Many children participating in the program are affected by ADHD or symptoms of inattention and distractibility or impulsivity related to other conditions. Other students are coping with difficult home lives or have witnessed violence in their neighborhoods. Mr. Gonzalez points out that trauma—both major events as well as repeated smaller events—is known to affect a child’s neurological development. This neurological impact affects attention, impulsivity, and emotional regulation.

“When you’re faced with trauma, it impacts that prefrontal cortex with all the executive functions,” Mr. Gonzalez says. The inner city of Baltimore has seen more than its share of continuing, ongoing trauma, which has affected children in a significant way. “We don’t know what this kid has gone through. The neurons in his brain aren’t firing correctly. This kid isn’t able to make a good decision. Learning these mindfulness practices helps him to make better decisions.”

Mr. Gonzalez says he has seen improvements in the students who participate. Many are better able to think through possible actions in tense situations, he says. Others have used the mindfulness techniques to calm their sense of anxiety before a test or a stressful classroom situation.

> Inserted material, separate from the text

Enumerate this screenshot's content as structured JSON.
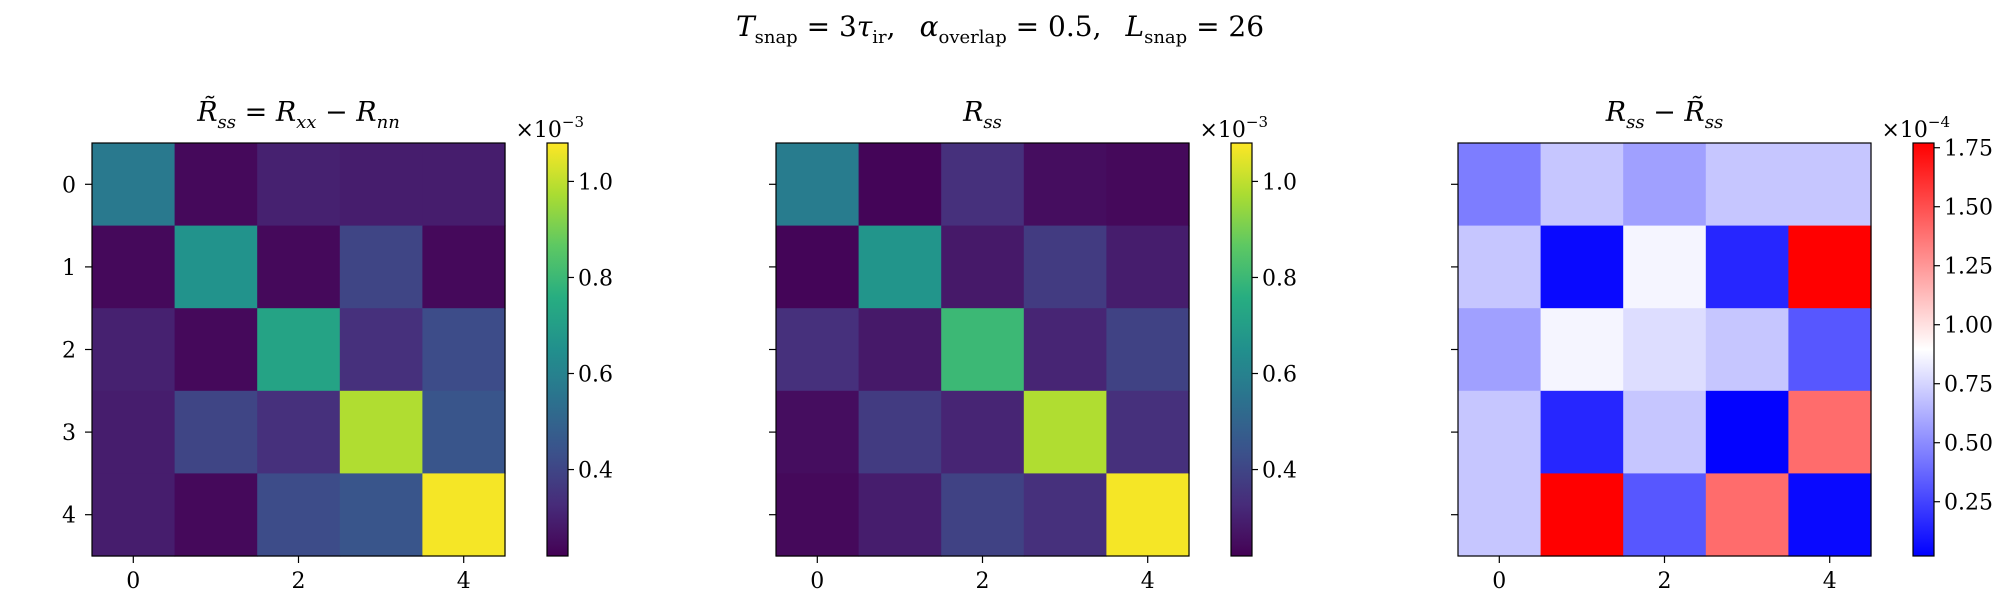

“They’re like, ‘I’m in control,’” he says. “And kids like to be in control. They can regulate themselves. It empowers them, and they can be more compassionate individuals. I’ve had kids say to me, ‘Hey, I used this (technique) before I took a test to calm me down’ or ‘I used this and I would have gotten into a fight today and I didn’t.’ I think they understand we’re also about love and community and working together.”

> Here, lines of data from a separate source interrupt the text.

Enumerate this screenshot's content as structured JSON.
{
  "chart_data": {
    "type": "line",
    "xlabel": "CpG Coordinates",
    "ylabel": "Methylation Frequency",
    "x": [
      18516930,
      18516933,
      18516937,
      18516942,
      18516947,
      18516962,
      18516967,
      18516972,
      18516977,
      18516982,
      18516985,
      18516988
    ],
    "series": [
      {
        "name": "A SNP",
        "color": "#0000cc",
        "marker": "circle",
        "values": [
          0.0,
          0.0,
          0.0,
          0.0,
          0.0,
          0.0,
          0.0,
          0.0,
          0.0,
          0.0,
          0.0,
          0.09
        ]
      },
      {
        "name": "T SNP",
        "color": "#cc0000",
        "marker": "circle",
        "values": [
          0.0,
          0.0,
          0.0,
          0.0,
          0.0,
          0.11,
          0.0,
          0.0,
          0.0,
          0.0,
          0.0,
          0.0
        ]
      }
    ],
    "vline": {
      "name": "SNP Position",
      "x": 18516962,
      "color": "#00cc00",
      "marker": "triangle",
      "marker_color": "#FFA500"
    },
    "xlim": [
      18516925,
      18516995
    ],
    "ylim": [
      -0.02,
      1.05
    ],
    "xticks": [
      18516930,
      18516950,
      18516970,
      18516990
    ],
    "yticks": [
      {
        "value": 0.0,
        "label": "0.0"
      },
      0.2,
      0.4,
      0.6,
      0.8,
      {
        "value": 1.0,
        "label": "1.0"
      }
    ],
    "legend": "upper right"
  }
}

The benefits of mindfulness practice and the work of Holistic Life Foundation extend beyond the elementary or high school programs, Mr. Gonzalez says. Students who have graduated and gone on to college or entered the workforce have come back to him and his colleagues to thank them for teaching mindfulness techniques.

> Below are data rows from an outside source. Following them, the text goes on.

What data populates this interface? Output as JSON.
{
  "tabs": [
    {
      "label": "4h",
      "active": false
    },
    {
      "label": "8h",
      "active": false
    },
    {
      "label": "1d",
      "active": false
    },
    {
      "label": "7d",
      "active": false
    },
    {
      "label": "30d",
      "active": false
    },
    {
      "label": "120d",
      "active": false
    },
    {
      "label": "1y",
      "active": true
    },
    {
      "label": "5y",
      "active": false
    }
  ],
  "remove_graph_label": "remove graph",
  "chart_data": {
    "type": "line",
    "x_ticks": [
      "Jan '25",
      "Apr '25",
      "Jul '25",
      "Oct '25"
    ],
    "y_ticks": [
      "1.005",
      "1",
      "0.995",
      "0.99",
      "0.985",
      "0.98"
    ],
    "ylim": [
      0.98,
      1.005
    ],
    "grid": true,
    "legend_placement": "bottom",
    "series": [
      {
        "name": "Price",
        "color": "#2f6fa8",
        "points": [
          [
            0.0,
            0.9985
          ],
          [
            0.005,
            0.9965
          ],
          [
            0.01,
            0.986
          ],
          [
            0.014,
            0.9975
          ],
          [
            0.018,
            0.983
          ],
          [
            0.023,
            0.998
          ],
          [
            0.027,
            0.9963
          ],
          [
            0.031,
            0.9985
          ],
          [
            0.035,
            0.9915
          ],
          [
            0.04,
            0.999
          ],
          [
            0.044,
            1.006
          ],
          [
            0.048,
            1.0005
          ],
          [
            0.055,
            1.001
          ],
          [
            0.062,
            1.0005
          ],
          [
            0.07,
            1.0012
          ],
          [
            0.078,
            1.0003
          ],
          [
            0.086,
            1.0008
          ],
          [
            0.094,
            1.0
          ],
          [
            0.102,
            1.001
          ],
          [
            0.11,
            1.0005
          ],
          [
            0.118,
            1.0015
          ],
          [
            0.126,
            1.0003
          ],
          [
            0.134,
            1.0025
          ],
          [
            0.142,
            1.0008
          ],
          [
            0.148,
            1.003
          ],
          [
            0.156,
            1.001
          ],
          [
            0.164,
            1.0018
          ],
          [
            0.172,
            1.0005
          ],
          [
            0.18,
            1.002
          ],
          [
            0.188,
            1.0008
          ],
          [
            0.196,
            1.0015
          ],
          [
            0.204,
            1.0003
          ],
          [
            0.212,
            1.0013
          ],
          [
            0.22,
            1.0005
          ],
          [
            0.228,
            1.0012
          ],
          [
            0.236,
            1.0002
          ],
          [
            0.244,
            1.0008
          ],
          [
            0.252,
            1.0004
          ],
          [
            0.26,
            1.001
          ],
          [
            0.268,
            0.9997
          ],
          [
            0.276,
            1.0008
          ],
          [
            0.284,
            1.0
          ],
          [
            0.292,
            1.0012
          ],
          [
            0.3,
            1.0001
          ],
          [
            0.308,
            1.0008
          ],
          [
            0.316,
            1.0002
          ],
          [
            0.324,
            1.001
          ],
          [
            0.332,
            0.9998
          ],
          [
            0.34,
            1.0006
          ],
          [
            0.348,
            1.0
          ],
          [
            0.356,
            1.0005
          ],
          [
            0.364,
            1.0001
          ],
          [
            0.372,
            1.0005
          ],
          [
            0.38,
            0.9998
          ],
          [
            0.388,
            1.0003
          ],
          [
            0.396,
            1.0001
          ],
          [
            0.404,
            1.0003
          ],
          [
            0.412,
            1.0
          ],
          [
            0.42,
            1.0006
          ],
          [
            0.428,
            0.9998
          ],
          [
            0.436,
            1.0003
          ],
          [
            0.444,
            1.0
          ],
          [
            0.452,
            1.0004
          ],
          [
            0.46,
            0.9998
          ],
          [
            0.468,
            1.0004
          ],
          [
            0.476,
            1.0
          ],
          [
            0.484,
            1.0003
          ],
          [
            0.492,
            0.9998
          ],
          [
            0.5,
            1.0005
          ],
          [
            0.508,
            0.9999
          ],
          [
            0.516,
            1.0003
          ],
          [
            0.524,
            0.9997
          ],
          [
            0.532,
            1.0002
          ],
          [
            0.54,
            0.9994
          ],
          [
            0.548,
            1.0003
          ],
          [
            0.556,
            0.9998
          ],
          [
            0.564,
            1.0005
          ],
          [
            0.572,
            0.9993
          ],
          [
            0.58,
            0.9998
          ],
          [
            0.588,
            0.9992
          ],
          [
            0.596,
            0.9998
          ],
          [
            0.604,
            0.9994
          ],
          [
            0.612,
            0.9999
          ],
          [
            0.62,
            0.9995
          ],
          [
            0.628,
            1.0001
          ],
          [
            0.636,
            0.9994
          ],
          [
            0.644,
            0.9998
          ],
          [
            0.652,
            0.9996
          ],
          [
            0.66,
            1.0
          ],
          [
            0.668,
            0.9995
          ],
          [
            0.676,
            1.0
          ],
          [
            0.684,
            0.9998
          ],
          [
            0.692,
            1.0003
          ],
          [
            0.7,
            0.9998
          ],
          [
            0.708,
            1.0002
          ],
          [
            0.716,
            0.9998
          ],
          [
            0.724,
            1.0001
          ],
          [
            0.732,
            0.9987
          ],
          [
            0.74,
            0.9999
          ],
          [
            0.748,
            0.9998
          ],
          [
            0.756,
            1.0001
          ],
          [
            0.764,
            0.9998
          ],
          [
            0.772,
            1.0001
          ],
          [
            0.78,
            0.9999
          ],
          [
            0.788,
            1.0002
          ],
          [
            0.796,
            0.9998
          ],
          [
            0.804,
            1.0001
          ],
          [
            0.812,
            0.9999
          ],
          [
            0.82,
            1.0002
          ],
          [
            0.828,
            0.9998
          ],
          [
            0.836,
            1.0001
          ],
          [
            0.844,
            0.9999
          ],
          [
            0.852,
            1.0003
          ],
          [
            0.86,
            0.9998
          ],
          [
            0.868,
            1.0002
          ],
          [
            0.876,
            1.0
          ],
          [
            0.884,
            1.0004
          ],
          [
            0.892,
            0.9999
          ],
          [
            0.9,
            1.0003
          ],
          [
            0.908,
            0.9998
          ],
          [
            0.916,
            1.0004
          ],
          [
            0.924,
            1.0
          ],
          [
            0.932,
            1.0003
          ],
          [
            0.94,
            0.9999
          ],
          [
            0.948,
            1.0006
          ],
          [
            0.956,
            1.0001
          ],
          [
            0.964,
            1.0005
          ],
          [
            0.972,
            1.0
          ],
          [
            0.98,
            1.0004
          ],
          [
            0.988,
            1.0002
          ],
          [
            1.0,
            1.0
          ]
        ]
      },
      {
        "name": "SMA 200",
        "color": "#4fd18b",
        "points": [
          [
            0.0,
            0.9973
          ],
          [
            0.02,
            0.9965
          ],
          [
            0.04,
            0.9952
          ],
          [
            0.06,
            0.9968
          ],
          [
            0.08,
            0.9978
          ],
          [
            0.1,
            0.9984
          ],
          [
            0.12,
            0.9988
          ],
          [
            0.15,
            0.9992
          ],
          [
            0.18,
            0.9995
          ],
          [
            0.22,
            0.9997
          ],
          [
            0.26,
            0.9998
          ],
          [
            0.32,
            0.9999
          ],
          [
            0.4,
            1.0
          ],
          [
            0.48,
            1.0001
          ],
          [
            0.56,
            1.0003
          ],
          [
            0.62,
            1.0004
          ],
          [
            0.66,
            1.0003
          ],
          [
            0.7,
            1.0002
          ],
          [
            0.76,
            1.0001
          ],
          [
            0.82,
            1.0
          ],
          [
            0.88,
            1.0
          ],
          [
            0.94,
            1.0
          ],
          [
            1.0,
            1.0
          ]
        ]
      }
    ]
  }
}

“They say, ‘I see how I was being a (jerk). I used the techniques you taught me, and they made me respond to a situation rather than react to it,’” he says. “I think the main thing they say is, ‘It helps me to relax; I’m not as impulsive. I can deal with conflicts in a more peaceful manner.’ I think they see the transformation but it takes a little while.”

Mr. Gonzalez says Holistic Life Foundation is hoping to expand its program, not just in Baltimore City but nationally and internationally. The foundation has been approached by schools and local programs from across the country and plans to train mindfulness practitioners who can teach these techniques in their own communities. The program’s heart, though, remains in the founders’ hometown of Baltimore.

The foundation is hoping to implement its mindfulness program and open Mindful Moment Rooms in 10 to 15 additional Baltimore City schools, Mr. Gonzalez says. The foundation also has adult programs in the community, along with programs in retirement communities, nursing homes, and addiction recovery centers.

Students who are struggling with attention issues and traumatic or stressful home lives find that learning mindfulness techniques is beneficial, Mr. Gonzalez says.

“The thing they learn is, not only is it there when they come to the Mindful Moment Room, they are able to access that place of peace amid chaos wherever they are,” he says. “To use their breath and remove the distractions, remove those things that are their stressors. When they become more mindful of themselves, that’s where they become more successful. They can always find that sense of peace no matter what is going on.”